Kitap , insanın iç dünyasındaki çatlakları sessizce anlatıyor.Kitabı okurken ilk fark ettiğim şey, satırlara sinmiş o derin yoksunluk duygusuydu. Kentigerna, yoksulluğu sadece maddi bir eksiklik olarak değil, insanın ruhundaki boşluk olarak da ele alıyor. Belki de bu yüzden şu cümlesi sayfalardan çıkıp insanın kalbine saplanıyor,
‘Umut zenginler için sıradan bir ihtimal, fakirler içinse ilahi bir mucizeydi.’
Bu satırı ilk okuduğumda uzun süre düşündüm.

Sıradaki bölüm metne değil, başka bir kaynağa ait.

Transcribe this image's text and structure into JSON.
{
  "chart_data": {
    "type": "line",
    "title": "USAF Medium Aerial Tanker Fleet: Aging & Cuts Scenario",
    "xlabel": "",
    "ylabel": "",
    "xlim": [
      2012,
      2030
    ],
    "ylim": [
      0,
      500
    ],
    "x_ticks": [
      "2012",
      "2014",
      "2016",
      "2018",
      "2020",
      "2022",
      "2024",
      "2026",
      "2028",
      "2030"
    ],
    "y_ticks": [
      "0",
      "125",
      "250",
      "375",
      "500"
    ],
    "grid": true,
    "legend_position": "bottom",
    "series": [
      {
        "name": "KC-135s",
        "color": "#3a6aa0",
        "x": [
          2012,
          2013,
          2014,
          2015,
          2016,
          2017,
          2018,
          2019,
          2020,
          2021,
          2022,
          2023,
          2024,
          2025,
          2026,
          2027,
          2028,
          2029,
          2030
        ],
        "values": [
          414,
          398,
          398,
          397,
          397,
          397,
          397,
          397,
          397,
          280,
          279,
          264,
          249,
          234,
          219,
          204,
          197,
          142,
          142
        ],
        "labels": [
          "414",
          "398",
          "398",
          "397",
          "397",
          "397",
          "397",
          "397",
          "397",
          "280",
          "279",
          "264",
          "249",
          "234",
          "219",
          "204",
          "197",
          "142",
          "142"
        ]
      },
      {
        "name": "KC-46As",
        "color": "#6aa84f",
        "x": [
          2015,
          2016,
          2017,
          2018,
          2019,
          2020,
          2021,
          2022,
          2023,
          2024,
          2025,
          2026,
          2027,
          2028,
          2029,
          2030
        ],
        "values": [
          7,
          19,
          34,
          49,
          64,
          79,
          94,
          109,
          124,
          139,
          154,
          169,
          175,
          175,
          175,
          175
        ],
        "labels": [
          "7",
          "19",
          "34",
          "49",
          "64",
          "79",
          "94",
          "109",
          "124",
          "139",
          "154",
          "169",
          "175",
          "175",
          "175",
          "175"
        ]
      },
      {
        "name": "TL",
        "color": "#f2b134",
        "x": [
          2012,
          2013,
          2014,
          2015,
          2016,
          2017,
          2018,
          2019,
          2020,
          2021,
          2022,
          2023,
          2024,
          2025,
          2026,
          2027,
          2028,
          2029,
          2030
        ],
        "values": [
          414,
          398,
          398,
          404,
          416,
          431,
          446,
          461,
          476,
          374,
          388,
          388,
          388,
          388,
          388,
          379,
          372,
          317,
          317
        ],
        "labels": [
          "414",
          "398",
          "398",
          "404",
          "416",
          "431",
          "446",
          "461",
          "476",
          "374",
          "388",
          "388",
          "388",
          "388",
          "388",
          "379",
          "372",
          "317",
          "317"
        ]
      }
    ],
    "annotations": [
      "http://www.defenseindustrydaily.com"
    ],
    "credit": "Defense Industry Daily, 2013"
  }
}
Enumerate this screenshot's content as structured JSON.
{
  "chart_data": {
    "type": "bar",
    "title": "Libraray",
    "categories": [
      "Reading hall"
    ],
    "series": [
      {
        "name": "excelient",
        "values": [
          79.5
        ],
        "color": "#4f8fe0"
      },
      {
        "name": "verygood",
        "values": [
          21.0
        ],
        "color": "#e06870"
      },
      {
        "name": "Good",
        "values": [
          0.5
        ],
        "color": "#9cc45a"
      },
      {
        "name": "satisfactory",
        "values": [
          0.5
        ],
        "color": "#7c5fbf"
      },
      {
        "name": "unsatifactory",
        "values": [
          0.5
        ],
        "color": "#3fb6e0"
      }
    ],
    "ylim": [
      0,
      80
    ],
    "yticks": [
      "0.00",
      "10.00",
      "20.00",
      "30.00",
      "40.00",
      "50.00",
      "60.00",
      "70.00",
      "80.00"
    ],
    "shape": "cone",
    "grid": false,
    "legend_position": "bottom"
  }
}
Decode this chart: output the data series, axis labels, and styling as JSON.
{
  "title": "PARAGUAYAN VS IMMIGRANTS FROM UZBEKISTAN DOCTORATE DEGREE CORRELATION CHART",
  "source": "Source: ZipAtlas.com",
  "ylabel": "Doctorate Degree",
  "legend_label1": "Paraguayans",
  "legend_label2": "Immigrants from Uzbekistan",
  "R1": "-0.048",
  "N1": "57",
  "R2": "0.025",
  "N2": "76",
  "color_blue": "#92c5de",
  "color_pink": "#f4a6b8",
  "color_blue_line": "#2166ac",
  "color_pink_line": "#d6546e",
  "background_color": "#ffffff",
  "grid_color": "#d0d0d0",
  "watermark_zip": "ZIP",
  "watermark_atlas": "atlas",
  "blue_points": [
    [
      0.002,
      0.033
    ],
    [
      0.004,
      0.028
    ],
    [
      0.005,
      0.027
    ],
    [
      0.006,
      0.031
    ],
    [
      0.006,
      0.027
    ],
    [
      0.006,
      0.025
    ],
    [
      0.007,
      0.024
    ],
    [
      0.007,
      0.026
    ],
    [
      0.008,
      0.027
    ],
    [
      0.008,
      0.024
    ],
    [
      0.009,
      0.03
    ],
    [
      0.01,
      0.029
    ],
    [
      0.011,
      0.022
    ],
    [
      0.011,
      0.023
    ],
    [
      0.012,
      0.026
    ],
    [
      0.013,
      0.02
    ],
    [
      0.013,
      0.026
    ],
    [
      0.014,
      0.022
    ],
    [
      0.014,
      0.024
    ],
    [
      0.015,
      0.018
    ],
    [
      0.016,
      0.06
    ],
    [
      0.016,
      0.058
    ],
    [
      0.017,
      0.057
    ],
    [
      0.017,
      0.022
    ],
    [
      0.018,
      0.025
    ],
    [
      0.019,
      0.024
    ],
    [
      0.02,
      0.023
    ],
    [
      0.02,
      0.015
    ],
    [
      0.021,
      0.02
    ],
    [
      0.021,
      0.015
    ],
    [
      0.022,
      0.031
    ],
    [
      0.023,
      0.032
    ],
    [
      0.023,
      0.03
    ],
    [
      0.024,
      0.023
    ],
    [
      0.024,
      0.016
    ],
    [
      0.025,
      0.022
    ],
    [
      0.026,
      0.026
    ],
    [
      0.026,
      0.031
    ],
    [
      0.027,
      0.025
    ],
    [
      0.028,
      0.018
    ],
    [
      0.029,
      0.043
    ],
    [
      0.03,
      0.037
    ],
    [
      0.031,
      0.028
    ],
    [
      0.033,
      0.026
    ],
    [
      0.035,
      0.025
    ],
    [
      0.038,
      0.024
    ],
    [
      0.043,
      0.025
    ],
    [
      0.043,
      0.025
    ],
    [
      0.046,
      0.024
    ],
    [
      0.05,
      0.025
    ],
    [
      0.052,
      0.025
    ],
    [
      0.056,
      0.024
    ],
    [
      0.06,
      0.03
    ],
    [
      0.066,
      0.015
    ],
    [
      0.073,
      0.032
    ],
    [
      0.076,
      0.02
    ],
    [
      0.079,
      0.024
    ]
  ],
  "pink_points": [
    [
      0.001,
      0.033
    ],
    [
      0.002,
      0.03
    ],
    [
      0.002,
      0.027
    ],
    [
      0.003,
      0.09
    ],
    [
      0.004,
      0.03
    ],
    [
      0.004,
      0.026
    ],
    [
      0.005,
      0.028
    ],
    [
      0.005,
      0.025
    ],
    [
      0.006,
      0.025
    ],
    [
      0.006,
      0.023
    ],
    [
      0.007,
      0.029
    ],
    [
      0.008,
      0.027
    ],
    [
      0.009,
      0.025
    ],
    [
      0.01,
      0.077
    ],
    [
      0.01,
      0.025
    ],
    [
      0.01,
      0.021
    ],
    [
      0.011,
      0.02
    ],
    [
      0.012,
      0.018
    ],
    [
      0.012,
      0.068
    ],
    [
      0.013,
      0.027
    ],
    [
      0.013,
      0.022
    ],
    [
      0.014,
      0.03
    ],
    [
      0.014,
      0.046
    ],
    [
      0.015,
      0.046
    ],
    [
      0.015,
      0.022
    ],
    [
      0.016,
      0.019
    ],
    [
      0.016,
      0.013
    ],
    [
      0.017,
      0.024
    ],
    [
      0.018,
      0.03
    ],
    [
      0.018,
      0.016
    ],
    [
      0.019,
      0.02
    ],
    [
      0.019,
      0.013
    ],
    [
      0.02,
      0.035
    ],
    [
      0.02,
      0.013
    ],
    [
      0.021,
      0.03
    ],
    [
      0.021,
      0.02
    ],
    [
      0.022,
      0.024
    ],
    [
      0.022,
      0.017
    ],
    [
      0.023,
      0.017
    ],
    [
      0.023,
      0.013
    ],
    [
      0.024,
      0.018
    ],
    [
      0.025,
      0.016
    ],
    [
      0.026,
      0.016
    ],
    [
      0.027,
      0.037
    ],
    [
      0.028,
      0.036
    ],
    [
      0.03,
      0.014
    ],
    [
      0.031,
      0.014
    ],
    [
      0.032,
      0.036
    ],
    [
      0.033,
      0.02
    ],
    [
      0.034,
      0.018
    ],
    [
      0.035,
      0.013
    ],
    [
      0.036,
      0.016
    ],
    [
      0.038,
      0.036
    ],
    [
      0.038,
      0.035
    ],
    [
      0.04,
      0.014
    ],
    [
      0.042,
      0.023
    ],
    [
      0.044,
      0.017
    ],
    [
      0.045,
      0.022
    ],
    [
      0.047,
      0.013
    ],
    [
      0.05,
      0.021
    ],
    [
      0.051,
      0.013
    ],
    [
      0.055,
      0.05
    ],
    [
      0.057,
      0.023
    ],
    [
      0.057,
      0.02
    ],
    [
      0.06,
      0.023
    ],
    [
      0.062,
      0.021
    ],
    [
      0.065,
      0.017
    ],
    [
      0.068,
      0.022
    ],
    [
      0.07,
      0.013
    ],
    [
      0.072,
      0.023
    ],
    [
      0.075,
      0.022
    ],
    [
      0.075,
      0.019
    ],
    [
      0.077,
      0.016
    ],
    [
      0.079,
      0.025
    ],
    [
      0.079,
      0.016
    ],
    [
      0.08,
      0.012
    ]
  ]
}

Gerçekten sizce de öyle değil mi? Kimi için umut sadece bir plan, bir seçenek… Kimi içinse sabah uyanmak için tek sebep. AleinKentigerna, o uçurumu öyle bir anlatıyor ki, insan kendini o çizginin iki tarafında da buluyor.
Bir başka satırda şöyle diyor:‘İnsanın gönlü umuda doyunca, içinde başka açlıklar başlıyordu.’Bu söz, insanın hiç bitmeyen arayışını özetliyor bence. Mutluluğa, başarıya ya da huzura ulaştığımızda bile içimizde bir boşluk kalıyor. Belki de yaşam dediğimiz şey, o boşluğu neyle dolduracağımıza karar vermekten ibaret. Bu yüzden ruhsal olarak açlığımız bitmiyor.
AleinKentigerna’nınanonimliği, belki de kitabın büyüsünü artırıyor. Onu kim yazdı, nereden geldi bilmiyoruz ama yazdıkları hepimizin içinden geçmiş gibi. Çünkü hepimiz biraz sırlarımızın uçurumunda yaşamıyor muyuz?